A few weeks ago, European #MuseumWeek took place on Twitter. #MuseumWeek was 7 different themes developed during 7 days, about Museums, heritage, works of art, the public and points of view about culture and uses. It was a private initiative from Twitter, lead by 12 Parisians museums and joined by many other French museums. At first, the project was a French one, but some days before the beginning, Spanish, Italian and British cultural institutions joined #MuseumWeek. France had 7 themes, and other European countries had 7 other themes, not always linked during the same day.
My article will expose some of my point of view, but obviously a whole analysis takes a a much longer article. So I will highlight key issues.
How we can work, and what we can do ?
The context of the week was really difficult. Twitter contacted some Parisians museums a few weeks before the operation, and we had a very short time to prepare 7 days of content!
For a long time, I have wanted to write something about “why heritage institutions are not start-ups,” but I haven’t had the time to do that yet… but this #MuseumWeek episode is a perfect example of issues that cause this different of corporate culture. So: if agencies can work in a very short time on iterative projects, museums have a harder time. We need to work with several colleagues from the institution: curators, mediator, press officer, top management… It takes time. It takes a long time. It takes too much time… but it necessary because an institution is an opinion leader in some way, an official voice and not just the voice of the Community Manager, for example.
We have also some issues with content: at Centre Pompidou, we need to secure rights to use each picture. And, guess what? That takes time, too! And money.
In addition to these usual issues, we had to deal with particular issues for this #MuseumWeek. 7 hashtags for 7 themes are all a challenge: how can we match those with Centre Pompidou’s strategy and content?
#LoveMW was very tough! We didn’t use to share with our public just sensitive approach : we decided upon #LoveMW to create more engagement and thinking about art. So, we won’t just ask: “what do you love?” Of course, it’s important information to collect. But, during a long day? Hum… I’m not sure. So we decided to program a kind of FlashMob on the Piazza in front of Centre Pompidou, drawing hearts on the floor and inviting people to do selfies and express with creativity their love of our museum.
Two other examples: during the first day, we called upon people from Centre Pompidou community to a livetweet into the backstage. It was a way to involve them, and not just reproduce the goal of #JourDeFermeture (a French hashtag showing the backstage, too!). And for the last day, dedicated to visitor creativity, we ask them to create a cadavre exquis just on Twitter.
A huge opportunity for museums ?
First I was very suspicious about this week. I said that to Twitter France and colleagues from others museums. I for example asked, from a public institution, why we have to work to a private project without any return on (time) investment. Or if we want to work on a such big project with the ministry… but nobody heard me.

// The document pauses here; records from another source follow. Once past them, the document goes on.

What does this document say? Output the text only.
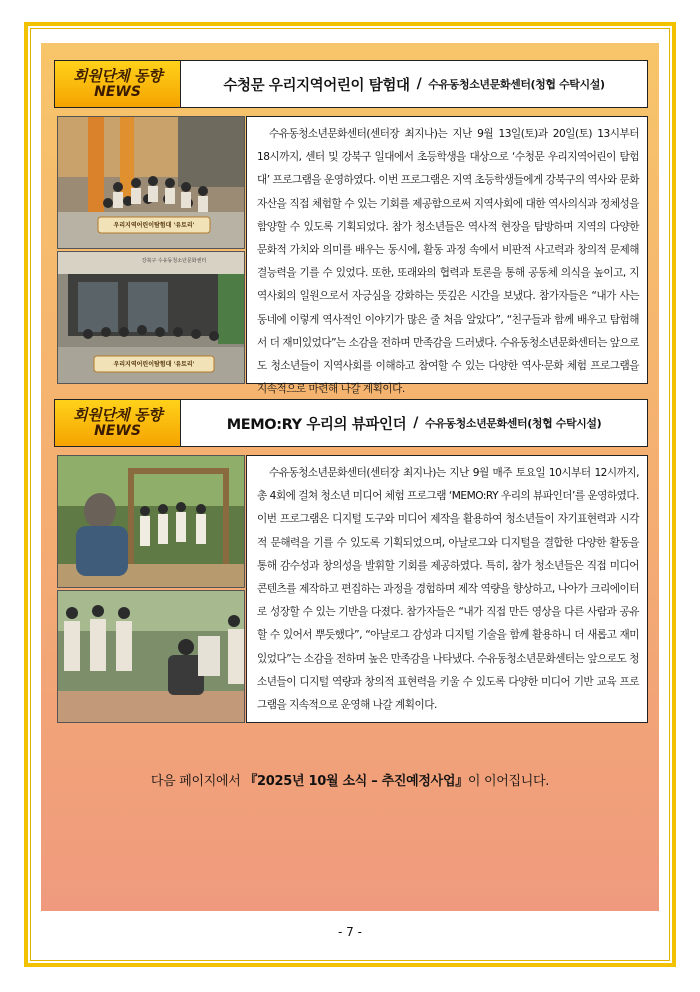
회원단체 동향
NEWS	수청문 우리지역어린이 탐험대 / 수유동청소년문화센터(청협 수탁시설)
우리지역어린이탐험대 '유토리'
강북구 수유동청소년문화센터
우리지역어린이탐험대 '유토리'
수유동청소년문화센터(센터장 최지나)는 지난 9월 13일(토)과 20일(토) 13시부터 18시까지, 센터 및 강북구 일대에서 초등학생을 대상으로 ‘수청문 우리지역어린이 탐험대’ 프로그램을 운영하였다. 이번 프로그램은 지역 초등학생들에게 강북구의 역사와 문화 자산을 직접 체험할 수 있는 기회를 제공함으로써 지역사회에 대한 역사의식과 정체성을 함양할 수 있도록 기획되었다. 참가 청소년들은 역사적 현장을 탐방하며 지역의 다양한 문화적 가치와 의미를 배우는 동시에, 활동 과정 속에서 비판적 사고력과 창의적 문제해결능력을 기를 수 있었다. 또한, 또래와의 협력과 토론을 통해 공동체 의식을 높이고, 지역사회의 일원으로서 자긍심을 강화하는 뜻깊은 시간을 보냈다. 참가자들은 “내가 사는 동네에 이렇게 역사적인 이야기가 많은 줄 처음 알았다”, “친구들과 함께 배우고 탐험해서 더 재미있었다”는 소감을 전하며 만족감을 드러냈다. 수유동청소년문화센터는 앞으로도 청소년들이 지역사회를 이해하고 참여할 수 있는 다양한 역사·문화 체험 프로그램을 지속적으로 마련해 나갈 계획이다.
회원단체 동향
NEWS	MEMO:RY 우리의 뷰파인더 / 수유동청소년문화센터(청협 수탁시설)
수유동청소년문화센터(센터장 최지나)는 지난 9월 매주 토요일 10시부터 12시까지, 총 4회에 걸쳐 청소년 미디어 체험 프로그램 ‘MEMO:RY 우리의 뷰파인더’를 운영하였다. 이번 프로그램은 디지털 도구와 미디어 제작을 활용하여 청소년들이 자기표현력과 시각적 문해력을 기를 수 있도록 기획되었으며, 아날로그와 디지털을 결합한 다양한 활동을 통해 감수성과 창의성을 발휘할 기회를 제공하였다. 특히, 참가 청소년들은 직접 미디어 콘텐츠를 제작하고 편집하는 과정을 경험하며 제작 역량을 향상하고, 나아가 크리에이터로 성장할 수 있는 기반을 다졌다. 참가자들은 “내가 직접 만든 영상을 다른 사람과 공유할 수 있어서 뿌듯했다”, “아날로그 감성과 디지털 기술을 함께 활용하니 더 새롭고 재미있었다”는 소감을 전하며 높은 만족감을 나타냈다. 수유동청소년문화센터는 앞으로도 청소년들이 디지털 역량과 창의적 표현력을 키울 수 있도록 다양한 미디어 기반 교육 프로그램을 지속적으로 운영해 나갈 계획이다.
다음 페이지에서 『2025년 10월 소식 – 추진예정사업』이 이어집니다.
- 7 -
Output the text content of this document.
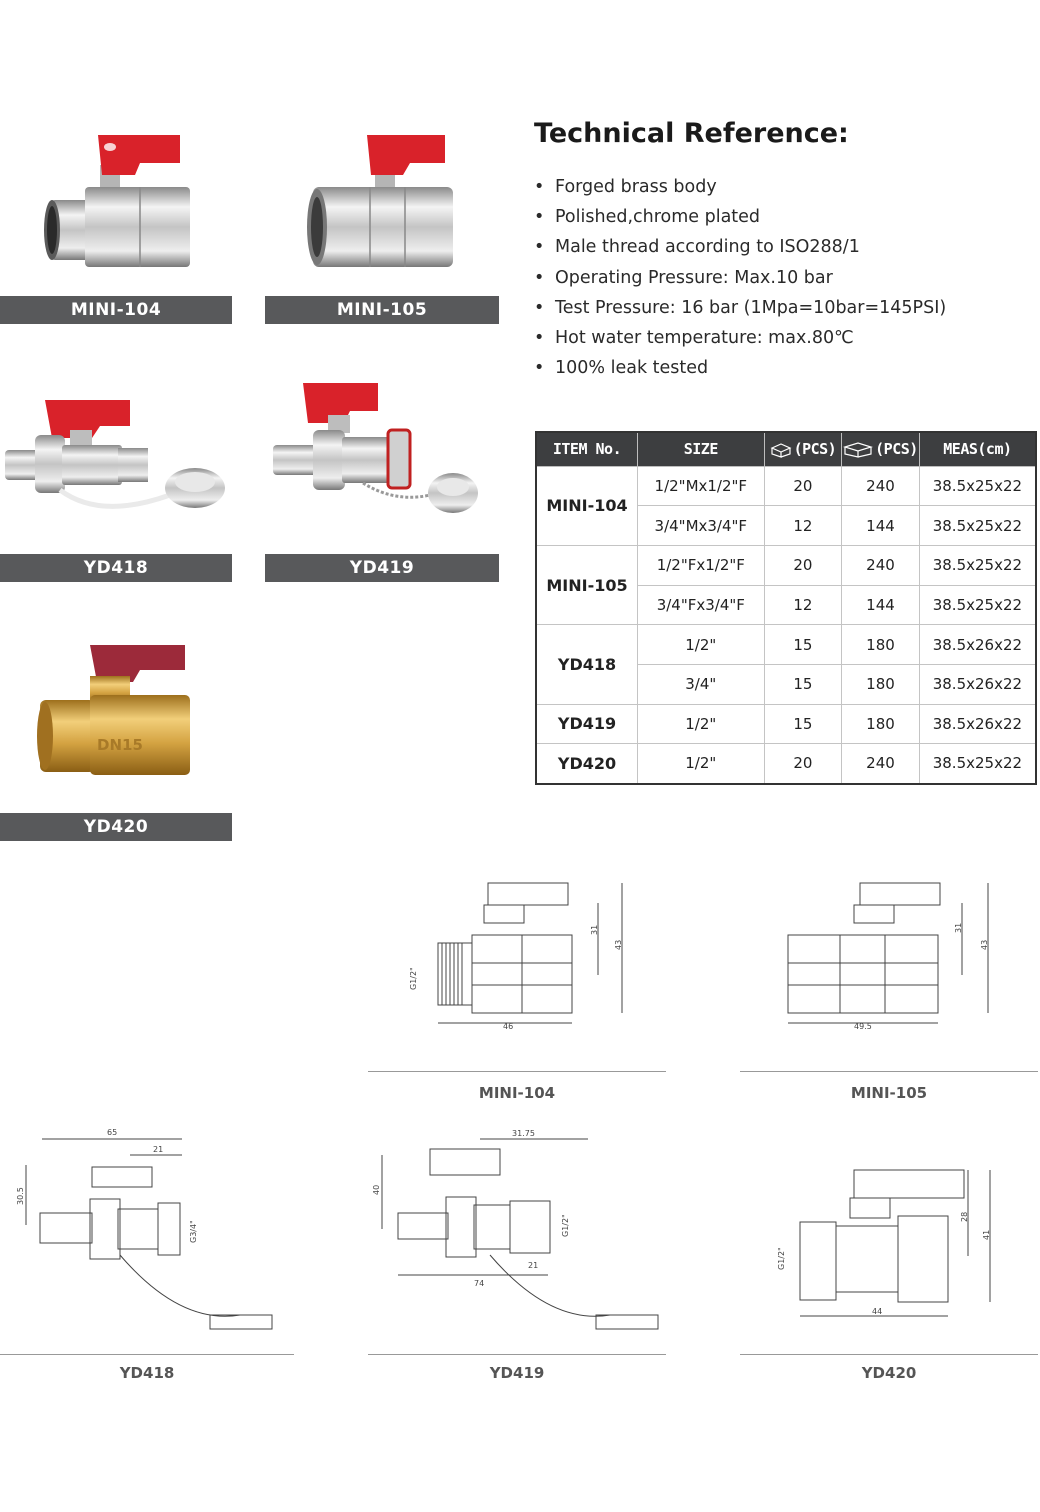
MINI-104	MINI-105
YD418	YD419
DN15
YD420
Technical Reference:
• Forged brass body
• Polished,chrome plated
• Male thread according to ISO288/1
• Operating Pressure: Max.10 bar
• Test Pressure: 16 bar (1Mpa=10bar=145PSI)
• Hot water temperature: max.80℃
• 100% leak tested
ITEM No.	SIZE	(PCS)	(PCS)	MEAS(cm)
MINI-104	1/2"Mx1/2"F	20	240	38.5x25x22
	3/4"Mx3/4"F	12	144	38.5x25x22
MINI-105	1/2"Fx1/2"F	20	240	38.5x25x22
	3/4"Fx3/4"F	12	144	38.5x25x22
YD418	1/2"	15	180	38.5x26x22
	3/4"	15	180	38.5x26x22
YD419	1/2"	15	180	38.5x26x22
YD420	1/2"	20	240	38.5x25x22
46
31
43
G1/2"
MINI-104
49.5
31
43
MINI-105
65
21
30.5
G3/4"
YD418
31.75
40
G1/2"
21
74
YD419
44
28
41
G1/2"
YD420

My point is : of course, we can work for a private company such as Twitter; Centre Pompidou creates the main part of his social strategy on this social media for the moment. It’s obviously a good point for innovation to mix different points of view doing that. However we have to keep in mind that Twitter and others can live with two different things: data and content. Data is provided by people using content, and content is provided by users. And who are users? People, of course, with the User Generated Content (UGC), and brands or institutions such as museums that managed some UGC, too.
Obviously, if Twitter asked museums to create content during a looooooong week, there is a return on investment: they maybe will use analysis on the flow of data, interactions, and so one. Of course, I don’t know if they are able to do that, but indeed is not very important to me. (French) public cultural institutions have to understand that the further economic model of the cultural field needs to be consistent with the global digital economy. And, this economy will be based on content, data, and the analysis of these two things, won’t it?
So, public cultural institutions can offer these things to Twitter, I repeat it again: this is not the problem. But, what does Twitter offer to them in return?
There are some results, aren’t there?
This week happened in the end of March. Now, it’s time for results!
For Centre Pompidou, we did a not-so-enthusiastic analysis : we won audience, but not much more than a usual week. We created more interactions, that’s obvious, because the attention about culture had really increased and that is interesting. But we can see that the new audience wasn’t engaged on the content in the long term. Analysis from a searcher (Antoine Courtin) seems to show that the #Museogeeks community in France was a very large part of the audience during this week. Can we say this week was a corporate week? Is it really a good idea to engage new audiences or to work on better defining ones already engaged, and engage them more? We have to think that to invest the right time and effort to reach known goals.
But, talking with colleagues about #MuseumWeek during a meeting of #Cmmin (a French community of heritage community manager, initiated by Florence Vielfaure from French Ministry of Culture), points of view are pretty different. Some of smaller institutions had better audience results, and I understood that the effort of Centre Pompidou being a part of this operation is not just good for itself but for the heritage community! And that’s the more interesting reason to be part of it, in my opinion. We need to create a user experience of heritage on social media, and this kind of week is an important step to do this.
Now, we have to work on modalities to touch the right public!